Am I misunderstanding how r^2 works?
I am not switching the order in sklearn's .score function either. I have double checked this many times. When I do put the order of y_pred, y_true in the wrong way, it yields r^2 values that are hugely negative (like <-50 big)
The fact that thats the case actually lends more to my confusion as to how r^2 here is a measure of fittedness, but I digress...
## I don't know whether I'm supposed to include my df4 or even a
##sample, but suffice to say here is just a single row to show what
##kind of data we have. It is all normalized and/or zscore'd
"""
>> print(df4.head(1))
HomeAway ParkFactor Salary HandedVs Hand oppoBullpen \
Points
3.0 1.0 -1.229 -0.122111 1.0 0.0 -0.90331
RibRunHistory BibTibHistory GrabBagHistory oppoTotesRank \
Points
3.0 0.964943 0.806874 -0.224993 -0.846859
oppoSwipesRank oppoWalksRank Temp Precip WindSpeed \
Points
3.0 -1.40371 -1.159115 -0.665324 -0.380048 -0.365671
WindDirection oppoPositFantasy oppoFantasy
Points
3.0 0.229944 -1.011505 0.919269
"""
def ElasticNetValidation(df4):
X = df4.values
y = df4.index
X_train, X_test, y_train, y_test = train_test_split(X, y, test_size=0.1)

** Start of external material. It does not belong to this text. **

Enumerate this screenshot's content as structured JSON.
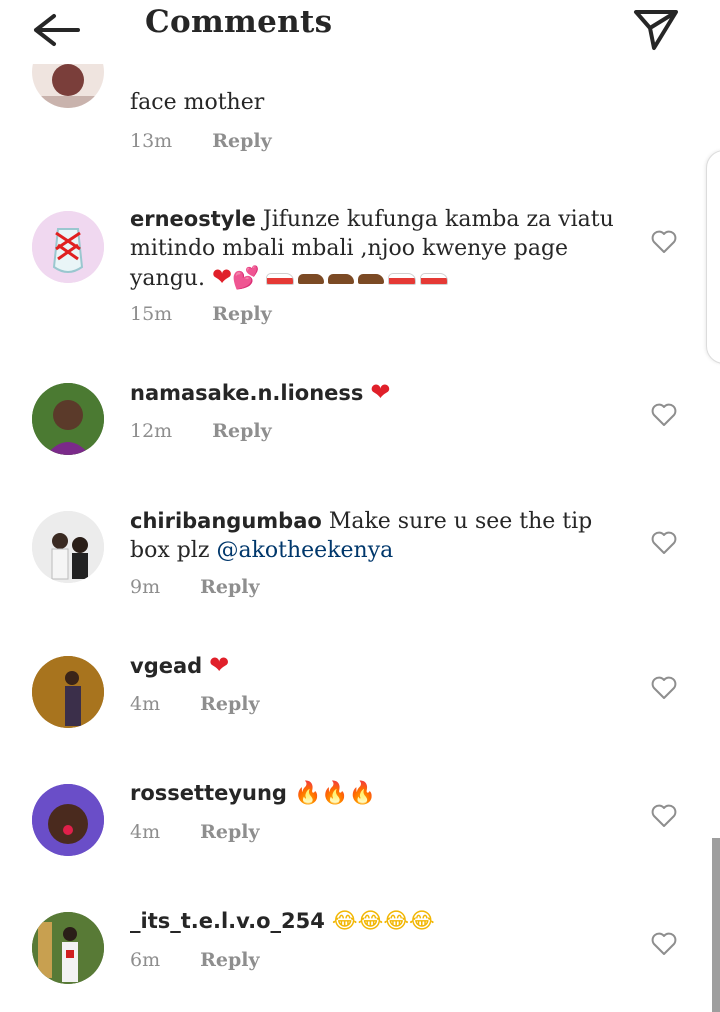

ENTrain = ElasticNetCV(cv=20)
ENTrain.fit(X_train, y_train)
y_pred = ENTrain.predict(X_test)
EN = ElasticNetCV(cv=20)
ENModel = EN.fit(X, y)
print('ElasticNet R^2: ' + str(r2_score(y_test, y_pred)))
scores = cross_val_score(ENModel, X, y, cv=20)

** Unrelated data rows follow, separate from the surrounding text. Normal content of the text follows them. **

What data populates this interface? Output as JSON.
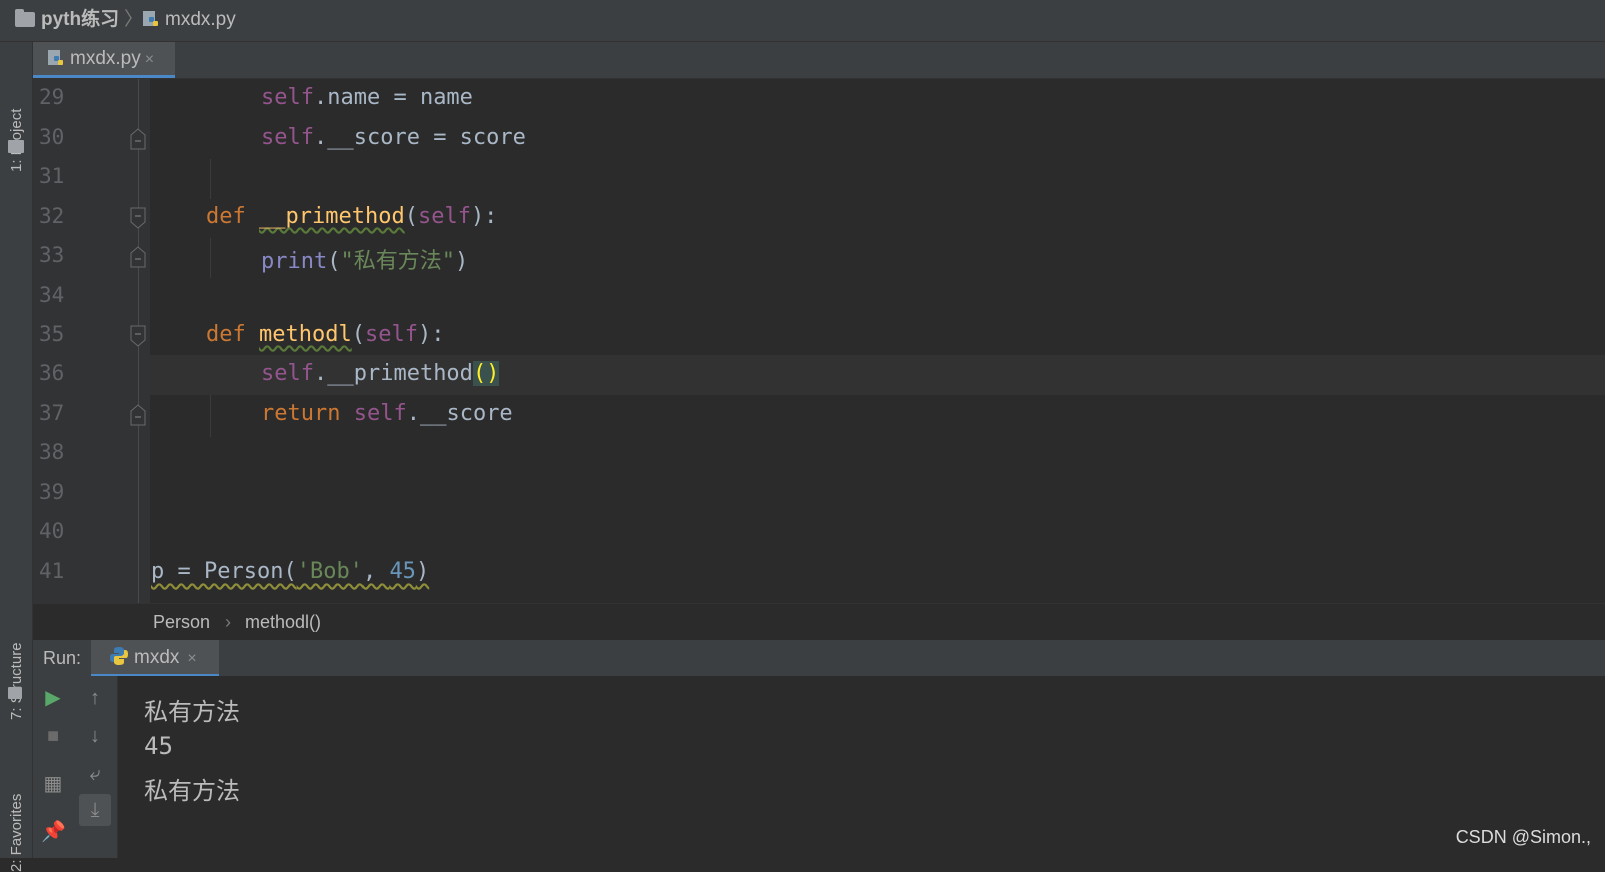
{
  "breadcrumb": {
    "project": "pyth练习",
    "separator": "〉",
    "file": "mxdx.py"
  },
  "left_strip": {
    "project_tab": "1: Project",
    "structure_tab": "7: Structure",
    "favorites_tab": "2: Favorites"
  },
  "editor_tab": {
    "label": "mxdx.py",
    "close": "×"
  },
  "code_lines": [
    {
      "num": "29"
    },
    {
      "num": "30"
    },
    {
      "num": "31"
    },
    {
      "num": "32"
    },
    {
      "num": "33"
    },
    {
      "num": "34"
    },
    {
      "num": "35"
    },
    {
      "num": "36"
    },
    {
      "num": "37"
    },
    {
      "num": "38"
    },
    {
      "num": "39"
    },
    {
      "num": "40"
    },
    {
      "num": "41"
    }
  ],
  "code": {
    "l29": {
      "self": "self",
      "rest": ".name = name"
    },
    "l30": {
      "self": "self",
      "rest": ".__score = score"
    },
    "l32": {
      "def": "def",
      "fn": "__primethod",
      "open": "(",
      "self": "self",
      "close": "):"
    },
    "l33": {
      "print": "print",
      "open": "(",
      "str": "\"私有方法\"",
      "close": ")"
    },
    "l35": {
      "def": "def",
      "fn": "methodl",
      "open": "(",
      "self": "self",
      "close": "):"
    },
    "l36": {
      "self": "self",
      "rest": ".__primethod",
      "parens": "()"
    },
    "l37": {
      "ret": "return",
      "self": "self",
      "rest": ".__score"
    },
    "l41": {
      "var": "p = Person(",
      "str": "'Bob'",
      "comma": ", ",
      "num": "45",
      "close": ")"
    }
  },
  "code_breadcrumb": {
    "class": "Person",
    "sep": "›",
    "method": "methodl()"
  },
  "run": {
    "label": "Run:",
    "tab": "mxdx",
    "close": "×"
  },
  "console_output": [
    "私有方法",
    "45",
    "私有方法"
  ],
  "watermark": "CSDN @Simon.,",
  "colors": {
    "keyword": "#cc7832",
    "self": "#94558d",
    "function": "#ffc66d",
    "string": "#6a8759",
    "number": "#6897bb",
    "accent": "#4a88c7"
  }
}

print("ElasticNet Accuracy: %0.2f (+/- %0.2f)" % (scores.mean(), scores.std() * 2))
return ENModel
When i run this estimator, along with ten other regression estimators I have been experimenting with, I get both r2_score() and cross_val_score().mean() showing negative numbers nearly every time. Certain estimators ALWAYS produce negative scores that are not even close to zero (decision tree regressor, extra tree regressor). Certain estimators fare better and even sometimes produce a tiny positive score, never more than 0.01 though, and even those estimators (elasticCV, lassoCV, linearRegression) are negative most of the time, albeit only slightly negative.
Even if these models I'm building are horrible. SAy they are totally random and have no predictive power whatsoever when it comes to the target: shouldn't it predict better than a plain horizontal line as often as not? How is it that an unrelated model is predicting POORER than a horizontal line so consistently?